Court of Appeals Rules D.C.’s Judiciary Square
Following a four-year restoration and renovation program developed by Beyer Blinder Belle Architects and Planners, the Historic Courthouse of Judiciary Square in the nation’s capital will become the new home for the District’s highest court, the D.C. Court of Appeals. Originally designed by George Hadfield in 1820 to serve as the D.C. City Hall, the Historic Courthouse is a National Historic Landmark and one of the oldest public buildings in the district. Vacant since 1999, the courthouse was in need of a comprehensive overhaul to be restored to its original grandeur, while also in need of being transformed into a fully functioning modern courthouse. Beyer Blinder Belle integrated the expanded facilities and modern systems with minimal disruption to the historic structure.
The most significant challenge was the excavation of the new ceremonial courtroom beneath the grand south-side portico, where the original stone and brick support structure below needed to be entirely removed — with the portico in place — and replaced with a complex, steel structural framework. The new facilities, including a grand ceremonial courtroom, reception and exhibition space, and administrative facilities, were built below-grade, thereby maintaining the integrity of the historic façade. This configuration also allowed mechanical equipment to be located in the residual space between the existing foundation wall and the foundation of the new parking garage, further minimizing impact on the historic structure.

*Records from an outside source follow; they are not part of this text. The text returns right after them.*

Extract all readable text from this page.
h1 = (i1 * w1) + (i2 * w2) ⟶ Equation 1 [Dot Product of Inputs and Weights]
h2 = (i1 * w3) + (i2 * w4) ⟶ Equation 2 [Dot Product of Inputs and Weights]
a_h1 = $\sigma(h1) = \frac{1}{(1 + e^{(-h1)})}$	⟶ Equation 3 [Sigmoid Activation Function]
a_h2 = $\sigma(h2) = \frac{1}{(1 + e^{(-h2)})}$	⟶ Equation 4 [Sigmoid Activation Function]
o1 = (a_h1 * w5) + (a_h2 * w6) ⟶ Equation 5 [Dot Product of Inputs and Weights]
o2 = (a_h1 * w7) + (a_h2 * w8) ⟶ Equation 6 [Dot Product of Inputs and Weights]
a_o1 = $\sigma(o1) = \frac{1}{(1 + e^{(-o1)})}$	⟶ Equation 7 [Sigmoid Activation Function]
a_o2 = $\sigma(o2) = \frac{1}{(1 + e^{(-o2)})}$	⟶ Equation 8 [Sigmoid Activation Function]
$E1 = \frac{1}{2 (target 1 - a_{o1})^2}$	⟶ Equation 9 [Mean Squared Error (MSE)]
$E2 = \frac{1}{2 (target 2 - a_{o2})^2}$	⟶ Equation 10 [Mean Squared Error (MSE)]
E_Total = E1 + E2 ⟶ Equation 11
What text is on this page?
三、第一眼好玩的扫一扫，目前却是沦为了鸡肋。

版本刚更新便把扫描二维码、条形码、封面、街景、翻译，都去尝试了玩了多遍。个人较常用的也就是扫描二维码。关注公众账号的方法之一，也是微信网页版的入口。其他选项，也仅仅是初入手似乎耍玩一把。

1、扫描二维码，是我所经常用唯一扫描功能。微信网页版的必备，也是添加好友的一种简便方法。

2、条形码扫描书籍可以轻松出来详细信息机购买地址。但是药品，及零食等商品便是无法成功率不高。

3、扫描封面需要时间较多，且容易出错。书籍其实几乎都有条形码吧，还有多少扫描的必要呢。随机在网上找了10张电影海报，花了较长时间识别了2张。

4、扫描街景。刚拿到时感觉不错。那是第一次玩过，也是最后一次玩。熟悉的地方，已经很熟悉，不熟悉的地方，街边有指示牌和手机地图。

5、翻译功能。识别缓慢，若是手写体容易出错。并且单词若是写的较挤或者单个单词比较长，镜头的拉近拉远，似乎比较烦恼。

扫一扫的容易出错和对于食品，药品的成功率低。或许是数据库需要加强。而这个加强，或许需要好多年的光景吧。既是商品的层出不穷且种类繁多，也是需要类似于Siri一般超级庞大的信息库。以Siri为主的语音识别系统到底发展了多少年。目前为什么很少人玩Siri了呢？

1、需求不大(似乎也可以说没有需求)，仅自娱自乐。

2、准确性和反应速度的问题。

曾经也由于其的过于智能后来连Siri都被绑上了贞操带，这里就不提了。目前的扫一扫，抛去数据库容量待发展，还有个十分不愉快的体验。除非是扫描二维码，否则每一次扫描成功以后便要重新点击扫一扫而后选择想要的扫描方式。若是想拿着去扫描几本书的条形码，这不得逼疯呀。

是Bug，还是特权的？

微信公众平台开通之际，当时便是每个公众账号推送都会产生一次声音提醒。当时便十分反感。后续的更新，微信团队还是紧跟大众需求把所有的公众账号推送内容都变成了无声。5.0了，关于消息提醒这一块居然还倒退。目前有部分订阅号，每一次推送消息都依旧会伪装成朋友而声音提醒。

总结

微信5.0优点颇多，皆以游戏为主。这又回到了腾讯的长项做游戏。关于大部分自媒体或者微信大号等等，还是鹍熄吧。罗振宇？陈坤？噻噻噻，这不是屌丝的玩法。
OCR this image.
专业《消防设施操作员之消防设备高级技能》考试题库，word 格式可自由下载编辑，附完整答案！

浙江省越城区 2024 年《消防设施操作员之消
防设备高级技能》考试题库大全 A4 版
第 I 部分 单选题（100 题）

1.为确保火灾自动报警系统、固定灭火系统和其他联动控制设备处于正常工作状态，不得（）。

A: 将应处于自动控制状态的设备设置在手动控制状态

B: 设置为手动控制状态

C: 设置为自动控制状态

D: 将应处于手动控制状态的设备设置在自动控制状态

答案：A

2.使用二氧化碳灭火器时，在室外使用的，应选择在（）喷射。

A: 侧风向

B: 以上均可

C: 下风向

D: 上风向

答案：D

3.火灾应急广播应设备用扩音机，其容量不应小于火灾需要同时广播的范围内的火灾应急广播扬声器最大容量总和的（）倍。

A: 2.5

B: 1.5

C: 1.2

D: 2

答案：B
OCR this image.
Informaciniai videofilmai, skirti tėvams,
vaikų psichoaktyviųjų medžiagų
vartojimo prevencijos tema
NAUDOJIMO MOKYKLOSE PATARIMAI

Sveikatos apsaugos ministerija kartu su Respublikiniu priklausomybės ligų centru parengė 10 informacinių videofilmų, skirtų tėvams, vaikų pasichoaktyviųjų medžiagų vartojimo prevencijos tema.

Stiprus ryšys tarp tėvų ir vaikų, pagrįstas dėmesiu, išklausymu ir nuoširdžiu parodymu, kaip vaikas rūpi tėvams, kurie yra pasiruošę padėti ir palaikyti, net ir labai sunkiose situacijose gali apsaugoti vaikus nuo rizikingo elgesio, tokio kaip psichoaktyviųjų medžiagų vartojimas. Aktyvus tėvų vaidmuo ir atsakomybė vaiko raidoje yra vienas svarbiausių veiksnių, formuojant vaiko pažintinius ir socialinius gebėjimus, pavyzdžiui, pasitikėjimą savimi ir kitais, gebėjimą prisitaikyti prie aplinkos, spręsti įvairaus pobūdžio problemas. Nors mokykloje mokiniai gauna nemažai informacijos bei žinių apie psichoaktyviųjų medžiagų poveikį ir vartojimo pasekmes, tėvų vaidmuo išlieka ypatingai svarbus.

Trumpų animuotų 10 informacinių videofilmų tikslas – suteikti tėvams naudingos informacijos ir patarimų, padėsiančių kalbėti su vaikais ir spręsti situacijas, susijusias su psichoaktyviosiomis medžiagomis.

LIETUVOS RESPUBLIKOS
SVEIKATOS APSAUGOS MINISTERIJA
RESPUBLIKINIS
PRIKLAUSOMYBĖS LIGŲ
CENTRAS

Library is a Learning Landscape in Baltimore
To meet the Bentalou Elementary School’s goal of improving literacy through independent study that incorporates adventure and discovery, NYC-based W Architecture and Landscape Architecture re-imagined the Baltimore school’s library as a “learning landscape.” The 2,016-square-foot flexible space was created from three smaller spaces, and includes an oversized “park bench” doubles as a casual reading area on one side, with a docking area for computers on the other. A green circular carpet provides a more casual reading area. Nine wall clocks installed over the bookshelves tell the time in Baltimore and eight sister cities around the world. Behind the librarian’s desk, a former door to the corridor is now a window allowing visibility into the space as well as displaying special reading material. Storage space was hidden behind a wall of doors, and most of the existing shelving and furniture was adapted for re-use, while new lighting, solar shading, and a more efficient HVAC system all help save energy.
Exoskeleton Cools Dubai
The exterior shell of O-14, the 22-story commercial tower perched on a two-story podium in Dubai, recently topped out, revealing a full-height concrete exoskeleton. Designed by NY-based Reiser+Umemoto in collaboration with the Creek Side Development Company of Dubai, the project is located along the extension of Dubai Creek on a waterfront esplanade. High-strength self-consolidating concrete was cast around a basket weave of steel reinforcement resulting in a perforated exterior shell. The concrete shell provides an efficient structure that frees the core from the lateral forces and creates highly efficient, column-free open spaces in the building interior. In addition, the shell acts as a sunscreen open to light, air, and views. A space nearly one meter deep between the shell and the glazing creates a chimney effect; this passive solar technique contributes naturally to the cooling system, thus reducing energy consumption by 30%. O-14 is expected to be completed in the Spring of 2010.